Arnold attraversò il piccolo cortile, salì alcuni gradini e bussò con un bizzarro anello metallico all'enorme porta intarsiata. Poco dopo, venne fuori un umano dentro strani abiti neri e bianchi che lo tenevano imbrigliato in posizione eretta e rigida quasi quanto la sua veste pietrificata facesse con lui. I due si parlarono sottovoce e poi l'uomo dicendo: «Con permesso» rientrò in casa. La guardia attese fuori dalla porta, finché l'altro non uscì di nuovo annunciando: «Signori, il Maestro Aaron Mansil, Alchimista Reale». Venne fuori un uomo magro che portava le braccia dietro la schiena. Egli indossava una ridicola calzamaglia a strisce e un sontuoso corpetto decorato da diversi gioielli. Aveva dei lunghi baffetti le cui punte lambivano guance rossicce e una parrucca bianca con dei grandi boccoli ai lati. «Dov'è?» ringhiò con un ghigno feroce. «Dov'è l'assistente di quella strega millantatrice?»
«Jerome, portagli il goblin» disse Arnold.
La guardia sollevò con un braccio Djeek e lo pose in piedi dinanzi all'alchimista.
«Un goblin?»
«Un goblin.»
«L'altra volta era un ladruncolo cavian, ora ha fatto addirittura di peggio!» Poi, mettendo in mostra il pezzo di trave bruciata che aveva in mano, chiese: «Sai cos'è questo, fetido goblin?»

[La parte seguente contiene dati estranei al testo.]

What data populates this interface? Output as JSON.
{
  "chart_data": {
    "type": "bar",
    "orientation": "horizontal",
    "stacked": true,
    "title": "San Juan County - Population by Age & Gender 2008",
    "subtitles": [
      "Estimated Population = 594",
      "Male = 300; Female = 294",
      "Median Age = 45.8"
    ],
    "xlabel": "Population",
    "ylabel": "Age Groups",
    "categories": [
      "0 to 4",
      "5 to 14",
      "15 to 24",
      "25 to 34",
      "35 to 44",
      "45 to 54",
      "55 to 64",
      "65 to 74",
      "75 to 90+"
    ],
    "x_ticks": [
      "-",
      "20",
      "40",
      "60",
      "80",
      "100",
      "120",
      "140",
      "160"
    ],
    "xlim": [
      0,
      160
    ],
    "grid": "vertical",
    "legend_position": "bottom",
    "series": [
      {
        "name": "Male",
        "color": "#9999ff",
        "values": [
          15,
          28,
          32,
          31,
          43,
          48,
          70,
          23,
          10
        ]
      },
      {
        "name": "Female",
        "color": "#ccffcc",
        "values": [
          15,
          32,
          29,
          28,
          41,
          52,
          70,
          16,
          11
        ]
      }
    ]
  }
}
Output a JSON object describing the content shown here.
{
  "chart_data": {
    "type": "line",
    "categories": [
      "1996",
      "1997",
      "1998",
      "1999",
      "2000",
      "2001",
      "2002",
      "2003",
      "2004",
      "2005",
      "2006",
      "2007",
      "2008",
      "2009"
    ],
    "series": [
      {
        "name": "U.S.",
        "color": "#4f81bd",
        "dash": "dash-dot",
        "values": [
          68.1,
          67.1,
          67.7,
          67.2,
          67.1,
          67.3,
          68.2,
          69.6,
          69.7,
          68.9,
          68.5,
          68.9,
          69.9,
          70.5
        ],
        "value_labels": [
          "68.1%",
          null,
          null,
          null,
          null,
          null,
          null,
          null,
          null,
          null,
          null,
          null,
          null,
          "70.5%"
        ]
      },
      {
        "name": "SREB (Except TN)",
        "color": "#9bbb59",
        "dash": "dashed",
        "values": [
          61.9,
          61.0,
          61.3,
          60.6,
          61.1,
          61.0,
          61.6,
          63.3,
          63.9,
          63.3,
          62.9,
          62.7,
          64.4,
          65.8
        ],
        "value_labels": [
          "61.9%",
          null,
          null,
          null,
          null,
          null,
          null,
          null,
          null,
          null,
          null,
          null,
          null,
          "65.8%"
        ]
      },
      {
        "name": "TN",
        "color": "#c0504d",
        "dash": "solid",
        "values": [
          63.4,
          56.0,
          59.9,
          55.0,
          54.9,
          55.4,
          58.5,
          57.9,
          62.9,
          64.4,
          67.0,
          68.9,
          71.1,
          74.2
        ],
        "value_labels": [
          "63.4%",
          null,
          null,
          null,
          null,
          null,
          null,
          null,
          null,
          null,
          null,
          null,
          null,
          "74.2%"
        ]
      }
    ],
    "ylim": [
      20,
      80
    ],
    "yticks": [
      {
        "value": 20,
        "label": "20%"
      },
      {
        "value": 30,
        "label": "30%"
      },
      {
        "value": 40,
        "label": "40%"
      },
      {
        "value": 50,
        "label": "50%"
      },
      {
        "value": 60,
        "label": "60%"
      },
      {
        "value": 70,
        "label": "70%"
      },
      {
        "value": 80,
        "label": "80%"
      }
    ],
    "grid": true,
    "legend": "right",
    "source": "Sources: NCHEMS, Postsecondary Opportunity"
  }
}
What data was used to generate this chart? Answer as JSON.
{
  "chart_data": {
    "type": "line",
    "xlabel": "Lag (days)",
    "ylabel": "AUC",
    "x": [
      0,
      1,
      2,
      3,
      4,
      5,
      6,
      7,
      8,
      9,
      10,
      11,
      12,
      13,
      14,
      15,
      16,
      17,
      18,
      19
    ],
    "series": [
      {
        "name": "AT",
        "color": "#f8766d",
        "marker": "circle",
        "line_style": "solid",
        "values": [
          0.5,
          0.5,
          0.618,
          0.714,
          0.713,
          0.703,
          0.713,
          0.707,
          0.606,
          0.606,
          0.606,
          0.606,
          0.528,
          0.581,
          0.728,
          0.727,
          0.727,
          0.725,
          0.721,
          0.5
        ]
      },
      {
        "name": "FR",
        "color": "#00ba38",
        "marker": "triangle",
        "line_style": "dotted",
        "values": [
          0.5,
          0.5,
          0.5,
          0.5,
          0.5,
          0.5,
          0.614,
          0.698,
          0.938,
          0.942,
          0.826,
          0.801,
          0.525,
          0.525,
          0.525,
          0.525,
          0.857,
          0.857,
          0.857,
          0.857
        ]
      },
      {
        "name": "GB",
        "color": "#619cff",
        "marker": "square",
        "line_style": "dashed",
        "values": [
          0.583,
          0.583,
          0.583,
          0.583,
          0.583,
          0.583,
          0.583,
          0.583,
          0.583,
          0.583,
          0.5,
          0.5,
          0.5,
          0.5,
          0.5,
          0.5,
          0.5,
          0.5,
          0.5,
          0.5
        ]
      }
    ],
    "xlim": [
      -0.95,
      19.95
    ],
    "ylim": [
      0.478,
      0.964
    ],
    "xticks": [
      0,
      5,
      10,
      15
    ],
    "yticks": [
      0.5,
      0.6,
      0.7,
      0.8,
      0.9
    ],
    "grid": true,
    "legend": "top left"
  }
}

Djeek, paralizzato dalla paura, fece per balbettare una risposta, ma non aveva ancora aperto bocca quando Mansil gli sferrò una legnata sul naso che mandò in frantumi la piccola spranga. «Non mi interrompere, lurida bestia! È del legno bruciato… sì, bruciato nonostante il preparato della tua padrona! L'altro ieri, abbiamo subito un attacco da parte di un gruppo di briganti provenienti dal Buccaner e, alle prime frecce incendiarie, la sezione Sud-Ovest delle mura ha preso fuoco!» Quindi, tirando con furia assassina l'orecchio appuntito dell'inerme Djeek, urlò: «Hanno preso fuoco! Capisci stupido goblin! Se non trovo una soluzione sono rovinato! Ah, no! Stavolta quella strega non otterrà ciò che vuole... a meno che, non si presenti di persona e risolva la questione. Non si accettano più bizzarri assistenti e, soprattutto, non si accettano piccoli sgorbi puzzolenti!» Rifilò un calcio a Djeek mandandolo a rotolare per le scale come un barile, intrappolato com'era nella sua veste pietrificata. L'ultima cosa che sentì mentre perdeva i sensi fu: «Sbattetelo nelle segrete!»